Just below roofline gables, for example, are medallions with the project`s initials-St. J.-incised in them. But instead of stone for the medallions, the architects used a less expensive material, pre-cast concrete. The center`s columns were designed in a similar way. Rather than employing the stone cylinders that might be found on Greek temples, the architects specified whitish, concrete blocks that were flecked with black specks in an attempt to give them the solid look of granite.

”You don`t create European environments in Du Page County necessarily, but . . . it`s nice when you approach a shopping area to have it have a real substantial feel to it,” says developer Hamilton.

If it sounds like the classical revival is simply trickling down to suburban strips from the high plains of architecture, then the reality is somewhat more complicated.

The movement against the aloof structures of modern architecture was given a big push in 1972 by a thin, but mighty, volume written by Philadelphia architects Robert Venturi, Denise Scott Brown and Steven Izenour.

The volumne was called ”Learning From Las Vegas,” and it castigated architects for trying to improve the world by tearing things down and starting anew, as they had done-with socially disruptive results-in the infamous

”urban renewal” projects of the 1950s and `60s.

Venturi called for something different: enhancing the existing enviroment, rather than changing it altogether.

Where other designers saw Las Vegas as so much flash and trash, he looked deeper and found honky-tonk high tack-an eclectic mix of signs and structures that was rich in cultural symbolism.

Take Caesars Palace, for example. Part Roman. Part Etruscan. Part Italian. Part neon. Part Modern. All inclusive, where modern architecture was sleek, clean, and, most of all, pure.

”Venturi, more than any other architect, showed the way to a strip style of classicism where you didn`t feel it was necessary to reproduce in any particular way the details or proportions of classicism, but you could do it in a kind of shorthand,” says Searing, the Smith College art history professor.

And that`s what architects are doing-in projects such as the Limited Express store in Oakbrook Center and the Portillo`s Hot Dogs restaurant in Naperville.

The Limited Express store takes a Roman triumphal arch and distorts it into a high-fashion stage set. Stone columns become pairs of flashy metal cylinders that flank the entrance. An arch pokes above a roofline that has a shorthand version of classical cornice. And stylized, gold-colored wings frame red letters that announce the store to the approaching car.

At Portillo`s, the effect is no less striking, particularly since non-descript outlets of Burger King and McDonald`s are nearby.

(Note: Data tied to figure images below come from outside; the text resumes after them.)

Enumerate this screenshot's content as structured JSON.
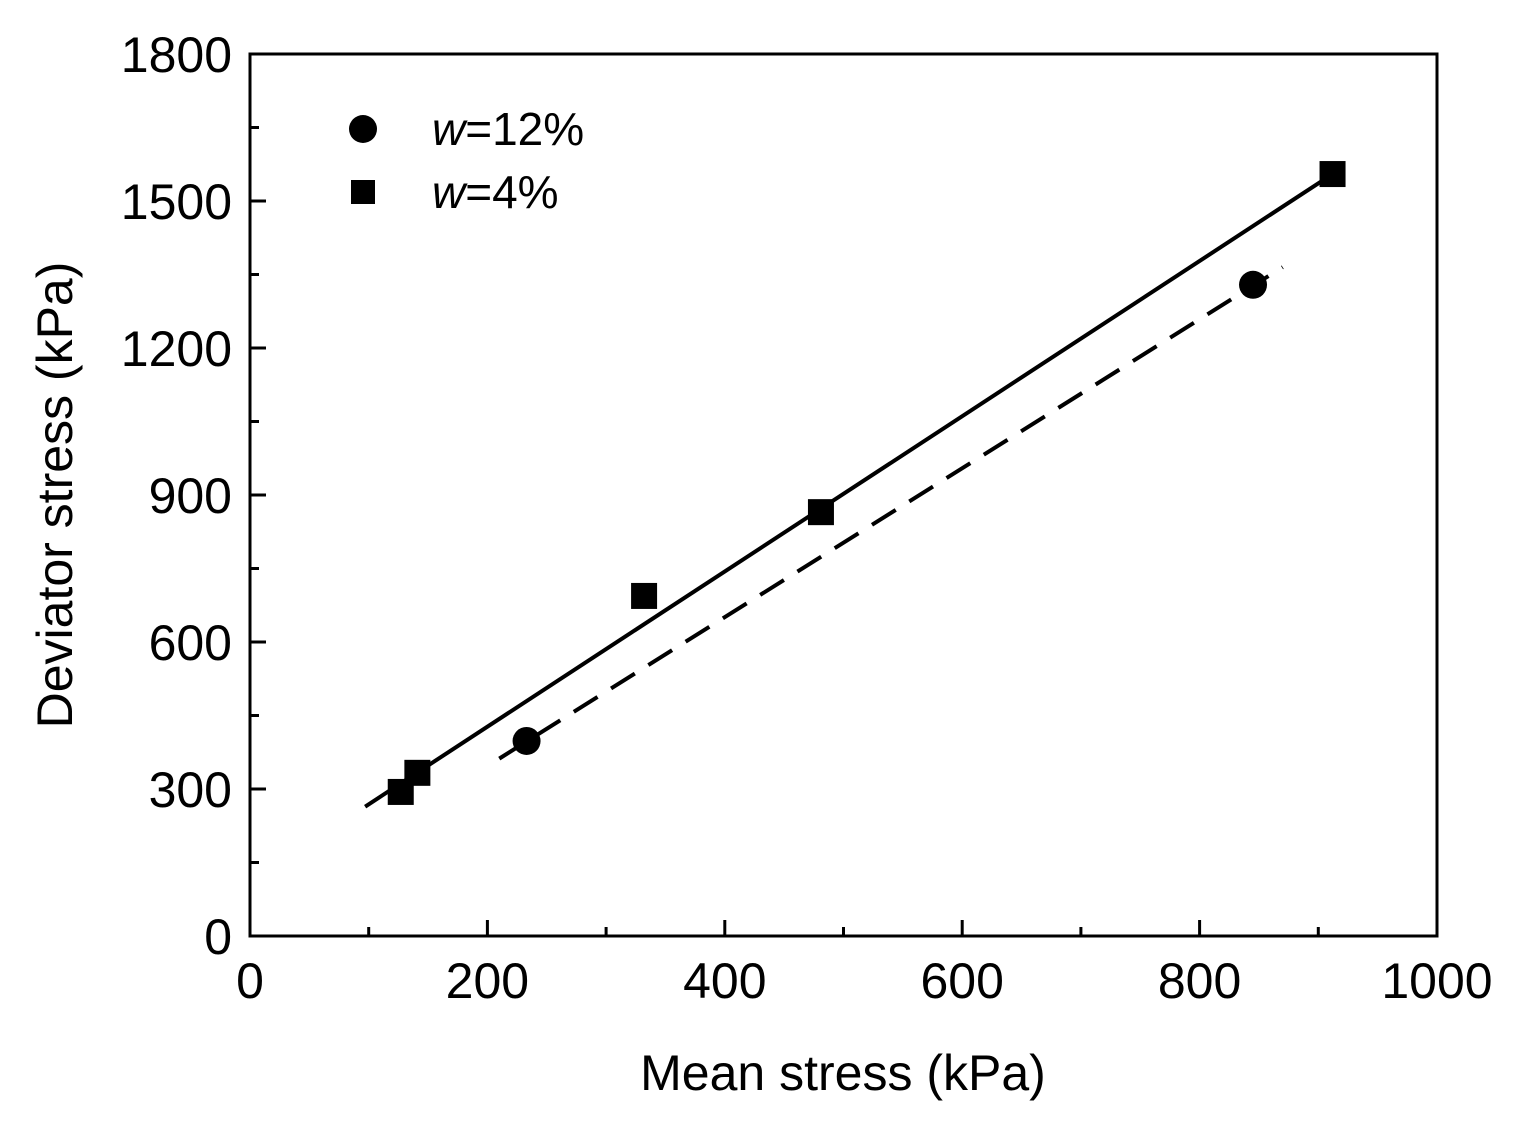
{
  "chart_data": {
    "type": "scatter",
    "title": "",
    "xlabel": "Mean stress (kPa)",
    "ylabel": "Deviator stress (kPa)",
    "xlim": [
      0,
      1000
    ],
    "ylim": [
      0,
      1800
    ],
    "x_ticks": [
      0,
      200,
      400,
      600,
      800,
      1000
    ],
    "x_tick_labels": [
      "0",
      "200",
      "400",
      "600",
      "800",
      "1000"
    ],
    "x_minor_ticks": [
      100,
      300,
      500,
      700,
      900
    ],
    "y_ticks": [
      0,
      300,
      600,
      900,
      1200,
      1500,
      1800
    ],
    "y_tick_labels": [
      "0",
      "300",
      "600",
      "900",
      "1200",
      "1500",
      "1800"
    ],
    "y_minor_ticks": [
      150,
      450,
      750,
      1050,
      1350,
      1650
    ],
    "grid": false,
    "legend_position": "top-left",
    "series": [
      {
        "name": "w=12%",
        "legend_var": "w",
        "legend_rest": "=12%",
        "marker": "circle",
        "color": "#000000",
        "points": [
          [
            233,
            398
          ],
          [
            845,
            1329
          ]
        ],
        "fit_line": {
          "style": "dashed",
          "from": [
            210,
            362
          ],
          "to": [
            870,
            1365
          ]
        }
      },
      {
        "name": "w=4%",
        "legend_var": "w",
        "legend_rest": "=4%",
        "marker": "square",
        "color": "#000000",
        "points": [
          [
            127,
            294
          ],
          [
            141,
            333
          ],
          [
            332,
            694
          ],
          [
            481,
            865
          ],
          [
            912,
            1555
          ]
        ],
        "fit_line": {
          "style": "solid",
          "from": [
            97,
            264
          ],
          "to": [
            912,
            1555
          ]
        }
      }
    ]
  }
}
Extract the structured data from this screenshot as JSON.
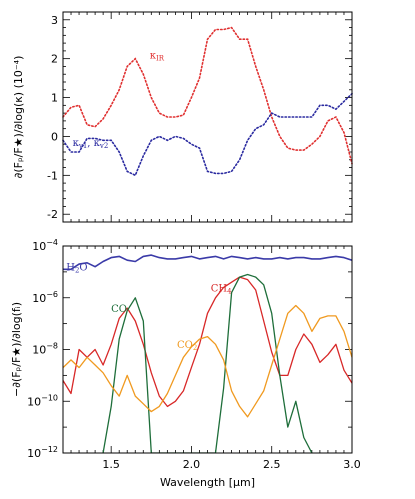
{
  "chart_data": [
    {
      "type": "line",
      "ylabel": "∂(Fₚ/F★)/∂log(κ) (10⁻⁴)",
      "xlim": [
        1.2,
        3.0
      ],
      "ylim": [
        -2.2,
        3.2
      ],
      "yticks": [
        "-2",
        "-1",
        "0",
        "1",
        "2",
        "3"
      ],
      "grid": false,
      "series": [
        {
          "name": "κIR",
          "color": "#e03030",
          "style": "dotted",
          "x": [
            1.2,
            1.25,
            1.3,
            1.35,
            1.4,
            1.45,
            1.5,
            1.55,
            1.6,
            1.65,
            1.7,
            1.75,
            1.8,
            1.85,
            1.9,
            1.95,
            2.0,
            2.05,
            2.1,
            2.15,
            2.2,
            2.25,
            2.3,
            2.35,
            2.4,
            2.45,
            2.5,
            2.55,
            2.6,
            2.65,
            2.7,
            2.75,
            2.8,
            2.85,
            2.9,
            2.95,
            3.0
          ],
          "y": [
            0.5,
            0.75,
            0.8,
            0.3,
            0.25,
            0.45,
            0.8,
            1.2,
            1.8,
            2.0,
            1.6,
            1.0,
            0.6,
            0.5,
            0.5,
            0.55,
            1.0,
            1.5,
            2.5,
            2.75,
            2.75,
            2.8,
            2.5,
            2.5,
            1.8,
            1.2,
            0.5,
            0.0,
            -0.3,
            -0.35,
            -0.35,
            -0.2,
            0.0,
            0.4,
            0.5,
            0.1,
            -0.7
          ]
        },
        {
          "name": "κv1, κv2",
          "color": "#2a2aa0",
          "style": "dotted",
          "x": [
            1.2,
            1.25,
            1.3,
            1.35,
            1.4,
            1.45,
            1.5,
            1.55,
            1.6,
            1.65,
            1.7,
            1.75,
            1.8,
            1.85,
            1.9,
            1.95,
            2.0,
            2.05,
            2.1,
            2.15,
            2.2,
            2.25,
            2.3,
            2.35,
            2.4,
            2.45,
            2.5,
            2.55,
            2.6,
            2.65,
            2.7,
            2.75,
            2.8,
            2.85,
            2.9,
            2.95,
            3.0
          ],
          "y": [
            -0.1,
            -0.4,
            -0.4,
            -0.05,
            -0.05,
            -0.1,
            -0.1,
            -0.4,
            -0.9,
            -1.0,
            -0.5,
            -0.1,
            0.0,
            -0.1,
            0.0,
            -0.05,
            -0.2,
            -0.3,
            -0.9,
            -0.95,
            -0.95,
            -0.9,
            -0.6,
            -0.1,
            0.2,
            0.3,
            0.6,
            0.5,
            0.5,
            0.5,
            0.5,
            0.5,
            0.8,
            0.8,
            0.7,
            0.9,
            1.1
          ]
        }
      ],
      "labels": [
        {
          "series": 0,
          "base": "κ",
          "sub": "IR",
          "x": 1.74,
          "y": 2.0
        },
        {
          "series": 1,
          "base": "κ",
          "sub": "v1",
          "mid": ", ",
          "base2": "κ",
          "sub2": "v2",
          "x": 1.26,
          "y": -0.25
        }
      ]
    },
    {
      "type": "line",
      "xlabel": "Wavelength [μm]",
      "ylabel": "−∂(Fₚ/F★)/∂log(fᵢ)",
      "xlim": [
        1.2,
        3.0
      ],
      "ylim_log10": [
        -12,
        -4
      ],
      "xticks": [
        "1.5",
        "2.0",
        "2.5",
        "3.0"
      ],
      "xtick_values": [
        1.5,
        2.0,
        2.5,
        3.0
      ],
      "yticks": [
        {
          "exp": -12,
          "base": "10",
          "power": "−12"
        },
        {
          "exp": -10,
          "base": "10",
          "power": "−10"
        },
        {
          "exp": -8,
          "base": "10",
          "power": "−8"
        },
        {
          "exp": -6,
          "base": "10",
          "power": "−6"
        },
        {
          "exp": -4,
          "base": "10",
          "power": "−4"
        }
      ],
      "grid": false,
      "series": [
        {
          "name": "H₂O",
          "color": "#3a3aa8",
          "x": [
            1.2,
            1.25,
            1.3,
            1.35,
            1.4,
            1.45,
            1.5,
            1.55,
            1.6,
            1.65,
            1.7,
            1.75,
            1.8,
            1.85,
            1.9,
            1.95,
            2.0,
            2.05,
            2.1,
            2.15,
            2.2,
            2.25,
            2.3,
            2.35,
            2.4,
            2.45,
            2.5,
            2.55,
            2.6,
            2.65,
            2.7,
            2.75,
            2.8,
            2.85,
            2.9,
            2.95,
            3.0
          ],
          "log10y": [
            -4.9,
            -4.9,
            -4.7,
            -4.65,
            -4.8,
            -4.6,
            -4.45,
            -4.4,
            -4.55,
            -4.6,
            -4.4,
            -4.35,
            -4.45,
            -4.5,
            -4.5,
            -4.45,
            -4.4,
            -4.5,
            -4.45,
            -4.4,
            -4.5,
            -4.4,
            -4.45,
            -4.5,
            -4.45,
            -4.5,
            -4.5,
            -4.45,
            -4.5,
            -4.45,
            -4.45,
            -4.5,
            -4.5,
            -4.45,
            -4.4,
            -4.45,
            -4.55
          ]
        },
        {
          "name": "CH₄",
          "color": "#d82828",
          "x": [
            1.2,
            1.25,
            1.3,
            1.35,
            1.4,
            1.45,
            1.5,
            1.55,
            1.6,
            1.65,
            1.7,
            1.75,
            1.8,
            1.85,
            1.9,
            1.95,
            2.0,
            2.05,
            2.1,
            2.15,
            2.2,
            2.25,
            2.3,
            2.35,
            2.4,
            2.45,
            2.5,
            2.55,
            2.6,
            2.65,
            2.7,
            2.75,
            2.8,
            2.85,
            2.9,
            2.95,
            3.0
          ],
          "log10y": [
            -9.2,
            -9.7,
            -8.0,
            -8.3,
            -8.0,
            -8.6,
            -7.8,
            -6.8,
            -6.4,
            -6.9,
            -7.8,
            -8.9,
            -9.8,
            -10.2,
            -10.0,
            -9.6,
            -8.7,
            -7.8,
            -6.6,
            -6.0,
            -5.6,
            -5.4,
            -5.2,
            -5.3,
            -5.7,
            -6.9,
            -8.1,
            -9.0,
            -9.0,
            -8.0,
            -7.4,
            -7.8,
            -8.5,
            -8.2,
            -7.8,
            -8.8,
            -9.3
          ]
        },
        {
          "name": "CO",
          "color": "#1e6e3a",
          "x": [
            1.45,
            1.5,
            1.55,
            1.6,
            1.65,
            1.7,
            1.75,
            2.15,
            2.2,
            2.25,
            2.3,
            2.35,
            2.4,
            2.45,
            2.5,
            2.55,
            2.6,
            2.65,
            2.7,
            2.75
          ],
          "log10y": [
            -12.0,
            -10.2,
            -7.6,
            -6.5,
            -6.0,
            -6.9,
            -12.0,
            -12.0,
            -9.5,
            -5.8,
            -5.2,
            -5.1,
            -5.2,
            -5.5,
            -6.6,
            -9.0,
            -11.0,
            -10.0,
            -11.4,
            -12.0
          ]
        },
        {
          "name": "CO₂",
          "color": "#f09a20",
          "x": [
            1.2,
            1.25,
            1.3,
            1.35,
            1.4,
            1.45,
            1.5,
            1.55,
            1.6,
            1.65,
            1.7,
            1.75,
            1.8,
            1.85,
            1.9,
            1.95,
            2.0,
            2.05,
            2.1,
            2.15,
            2.2,
            2.25,
            2.3,
            2.35,
            2.4,
            2.45,
            2.5,
            2.55,
            2.6,
            2.65,
            2.7,
            2.75,
            2.8,
            2.85,
            2.9,
            2.95,
            3.0
          ],
          "log10y": [
            -8.7,
            -8.4,
            -8.7,
            -8.3,
            -8.6,
            -8.9,
            -9.4,
            -9.8,
            -9.0,
            -9.8,
            -10.1,
            -10.4,
            -10.2,
            -9.7,
            -9.0,
            -8.3,
            -7.9,
            -7.6,
            -7.5,
            -7.8,
            -8.4,
            -9.6,
            -10.2,
            -10.6,
            -10.1,
            -9.6,
            -8.6,
            -7.6,
            -6.6,
            -6.3,
            -6.6,
            -7.3,
            -6.8,
            -6.7,
            -6.7,
            -7.3,
            -8.3
          ]
        }
      ],
      "labels": [
        {
          "series": 0,
          "base": "H",
          "sub": "2",
          "rest": "O",
          "x": 1.22,
          "log10y": -4.95
        },
        {
          "series": 1,
          "base": "CH",
          "sub": "4",
          "rest": "",
          "x": 2.12,
          "log10y": -5.75
        },
        {
          "series": 2,
          "base": "CO",
          "sub": "",
          "rest": "",
          "x": 1.5,
          "log10y": -6.55
        },
        {
          "series": 3,
          "base": "CO",
          "sub": "2",
          "rest": "",
          "x": 1.91,
          "log10y": -7.95
        }
      ]
    }
  ]
}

Architect Wood has taken plain old stucco and formed it to resemble keystones, columns and quoins, the meeting of blocks of stone at the corner of a building.

Throw in yellow-and-white canopies, and the obligatory red illuminated sign, and you`ve got what Wood calls ”the mix-and-match style.”

”It`s a comfortable feeling for people,” he says. ”It`s something they can relate to.”

Hamilton, the developer of St. James Crossing, says that such buildings are marginally more expensive to construct than conventional strip structures. But in a society that puts high value on quality and authenticity-”The real thing,” as the Coca-Cola commercial says-that extra cost is well worth it.

A fancy wrapper, after all, helps to sell packages with ordinary contents.

”Most people are motivated by their own perception of what something is,” says developer Hamilton. ”If someone sees a substantial-looking , pleasing architecture and think`s it`s high quality, then they might think the merchandise inside is high quality when, in fact, it might not be any different from any merchandise down the street.”